A: Because it's better than zero levels, and doing more would be a lot of work. Actually, I haven't really used it yet, so it's mostly there as a placeholder.

Q: It crashed and now I can't see what I'm typing!
A: When an app using ncurses crashes, it can leave the terminal in an inconvienent state. The command "stty sane" should return things to normal. If it locks up, pressing control-C twice should force exit to the command line with ncurses properly cleaned up.

REMEMBER, IF IT CRASHES YOU MAY NEED TO 'stty sane' TO GET THE TERMINAL BACK

Q: It crashed with an "assert"!
A: Try to reproduce the problem. Go back and do stuff up to right before the problem, then save. Try a step at a time until it crashes. What is needed to debug this is the binary file, the .ctl file from just before the crash, and what keys to press to cause the crash.


=== HINTS AND TIPS ===

* Sometimes you have a binary of an unknown CPU type. It is very helpful to identify hex opcodes before disassembling so that you know which CPU type to select, and also to know where the hardware-defined entry points are. Sometimes even determining the base address of code can be difficult.

* Common endians, opcodes, and vectors for various CPUs:

LE 8080 - CD xx xx / C3 xx xx / C9 / F5 E5 D5 ... D1 E1 F1 / 11 xx xx / 21 xx xx
        - reset at 0000, vector entry points at 0008 0010 0018 0020 0028 0030 0038 0066
LE 6502 - A9 xx / 4C xx xx / 20 xx xx / 60
        - vector address words at FFFx
BE Z8   - D6 xx xx / 8D xx xx / AF
        - reset at 000C, vector address words at 0000-000B
LE 8048 - 02 xx xx / 12 xx xx / 83
        - reset at 0000, interrupt entry points at 0003 0007
BE 8051 - 02 xx xx / 12 xx xx / 20
        - reset at 0000, interrupt entry points at 0003 000B 0013 001B 0023
BE 6800 - BD xx xx / 7E xx xx / 39
        - vector address words at FFFx
BE 6809 - BD xx xx / 
        - vector address words at FFFx
BE 1802 - Dx / Cx xx xx / 70 / 3x xx / F8 xx By F8 xx Ay
BE 68000 - 4E56 0000 / 4E5E 4E75
         - vector address longwords at 0000-00FF
LE 8086 - return instructions C2 C3 CA CB / branch instructions 7xrr with rr F0-10

* CPUs without 16-bit load instructions are harder to work with because there are no register loads of full addresses. You can still put a label at the address, but the references will have to be manually replaced in the resulting .asm file. It is a good idea to put the reference in a comment.

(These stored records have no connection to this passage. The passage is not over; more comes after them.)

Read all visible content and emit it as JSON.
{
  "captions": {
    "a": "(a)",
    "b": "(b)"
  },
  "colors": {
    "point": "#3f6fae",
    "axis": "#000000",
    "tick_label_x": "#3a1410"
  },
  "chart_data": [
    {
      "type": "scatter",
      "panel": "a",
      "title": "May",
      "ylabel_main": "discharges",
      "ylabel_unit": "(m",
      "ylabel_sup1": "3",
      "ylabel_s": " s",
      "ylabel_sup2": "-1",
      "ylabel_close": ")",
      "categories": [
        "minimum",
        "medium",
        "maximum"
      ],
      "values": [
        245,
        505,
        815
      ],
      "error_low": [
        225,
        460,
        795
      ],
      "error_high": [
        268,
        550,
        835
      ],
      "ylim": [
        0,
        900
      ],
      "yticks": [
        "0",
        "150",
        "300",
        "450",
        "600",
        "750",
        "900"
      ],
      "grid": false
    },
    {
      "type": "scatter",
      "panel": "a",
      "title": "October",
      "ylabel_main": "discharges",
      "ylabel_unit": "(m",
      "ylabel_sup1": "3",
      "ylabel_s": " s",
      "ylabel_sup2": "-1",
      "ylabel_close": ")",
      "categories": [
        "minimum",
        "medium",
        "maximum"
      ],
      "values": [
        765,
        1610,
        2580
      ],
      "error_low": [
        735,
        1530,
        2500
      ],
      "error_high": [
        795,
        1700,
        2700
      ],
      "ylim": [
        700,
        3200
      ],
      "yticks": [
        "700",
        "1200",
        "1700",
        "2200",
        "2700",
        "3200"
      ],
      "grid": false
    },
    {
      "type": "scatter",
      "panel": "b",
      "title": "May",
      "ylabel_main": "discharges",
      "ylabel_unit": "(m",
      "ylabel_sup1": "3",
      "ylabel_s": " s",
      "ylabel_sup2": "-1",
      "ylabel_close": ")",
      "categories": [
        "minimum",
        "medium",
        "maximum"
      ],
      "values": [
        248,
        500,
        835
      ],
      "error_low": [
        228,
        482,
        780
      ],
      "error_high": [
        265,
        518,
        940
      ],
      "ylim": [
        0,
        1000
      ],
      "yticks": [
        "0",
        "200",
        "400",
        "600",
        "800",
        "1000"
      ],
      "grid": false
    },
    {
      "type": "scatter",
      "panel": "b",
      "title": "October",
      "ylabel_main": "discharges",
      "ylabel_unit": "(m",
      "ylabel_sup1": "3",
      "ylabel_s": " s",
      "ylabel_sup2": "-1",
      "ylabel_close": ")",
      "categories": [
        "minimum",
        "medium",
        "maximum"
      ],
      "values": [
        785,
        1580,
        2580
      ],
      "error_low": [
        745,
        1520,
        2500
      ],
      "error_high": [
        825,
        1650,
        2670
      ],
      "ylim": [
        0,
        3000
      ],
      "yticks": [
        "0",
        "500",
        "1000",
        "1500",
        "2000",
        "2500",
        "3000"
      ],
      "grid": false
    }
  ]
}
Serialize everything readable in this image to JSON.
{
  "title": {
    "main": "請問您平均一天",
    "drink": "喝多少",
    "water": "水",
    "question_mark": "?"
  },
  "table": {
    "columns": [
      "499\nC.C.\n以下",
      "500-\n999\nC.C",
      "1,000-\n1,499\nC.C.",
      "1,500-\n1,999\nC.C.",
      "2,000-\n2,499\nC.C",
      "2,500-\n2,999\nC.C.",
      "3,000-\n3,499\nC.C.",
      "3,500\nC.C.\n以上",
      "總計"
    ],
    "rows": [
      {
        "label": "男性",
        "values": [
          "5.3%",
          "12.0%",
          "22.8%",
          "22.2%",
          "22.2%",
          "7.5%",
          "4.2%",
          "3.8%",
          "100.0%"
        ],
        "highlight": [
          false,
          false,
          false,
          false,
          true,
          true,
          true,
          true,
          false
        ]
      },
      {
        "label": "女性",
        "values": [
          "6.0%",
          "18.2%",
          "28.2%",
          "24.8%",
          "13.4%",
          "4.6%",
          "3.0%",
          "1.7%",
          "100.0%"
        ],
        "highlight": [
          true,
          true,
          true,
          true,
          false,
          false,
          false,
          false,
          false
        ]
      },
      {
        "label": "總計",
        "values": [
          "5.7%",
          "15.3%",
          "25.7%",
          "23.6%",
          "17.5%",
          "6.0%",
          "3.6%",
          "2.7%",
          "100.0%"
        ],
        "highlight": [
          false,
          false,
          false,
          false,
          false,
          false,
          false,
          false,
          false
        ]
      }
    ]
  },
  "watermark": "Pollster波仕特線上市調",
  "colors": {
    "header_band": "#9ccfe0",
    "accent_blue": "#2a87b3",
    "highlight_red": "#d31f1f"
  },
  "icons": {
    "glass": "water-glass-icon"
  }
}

* When you have subroutine calls followed by inline ASCII text or other non-code data that can't disassemble properly, one workaround is:

- use the search function to find one of the bytes of the call instruction ("/ db xxH")
- use "C" to convert the subroutine call to code
- repeat for all such calls
- code tracing will now automatically stop at the already disassembled subroutine call when tracing
- this is of course not as simple as it sounds


=== CHANGELOG ===

4.0.0 - 2022-05-27

Original version

4.1.0 - 2022-06-23

New features:
- Added support for user comments.
- 8051, 8048: added rip-stop for repeated 00H and FFH
- Command line input can now use left and right arrow keys.
- Tab stops are now saved to the .ctl file.

Bugs fixed:
- Fixed a possible crash when started when started with no filename.
- A7H in ASCII mode no longer produces " '''+80H "
- ORG line no longer shows a label
- 68HC11: fixed opcodes that were missed in a table update (18A6 etc.)
- The ')' command now clears the pre-LF attribute of added bytes.
- Fixed an infinite loop when search started from "END" line.
- Width of address/hex fields for search is now taken from tabs[] array.
- It is now possible to change tab stops.
- [ and ] commands will now skip past a pre-LF line.

4.2.0 - 2023-10-31

New features:
- added 68HC05 disassembler
- added ctrl-T command to trace at refaddr of current line
- added a minimal 8086 disassembler
- added a minimal PDP-11 disassembler
- added 8008 disassembler
- added Intel mnemonics for 8080 and 8085 disassembly
- added custom labels

Bugs fixed:
- 68HC11: fixed AIM/OIM/EIM/TIM instructions for 6303
- 6502: fixed some branch-always combinations
- F8: updated instruction definitions
- fixed a caching bug when deleting a label or comment

4.3.0 - 2024-07-18

New features:
- added 6301 to 68HC11 disassembler
- added ARM Thumb diassembler
- added 4004 disassembler

Bugs fixed:
- ORG was only being generated with a 16-bit address
- 68HC11: ASLD was incorrectly being recognized for 6800/6802/6808
- 68HC11: ABY instruction was not recognized
- 8048: hints now affect bank choice for long JMP/CALL

================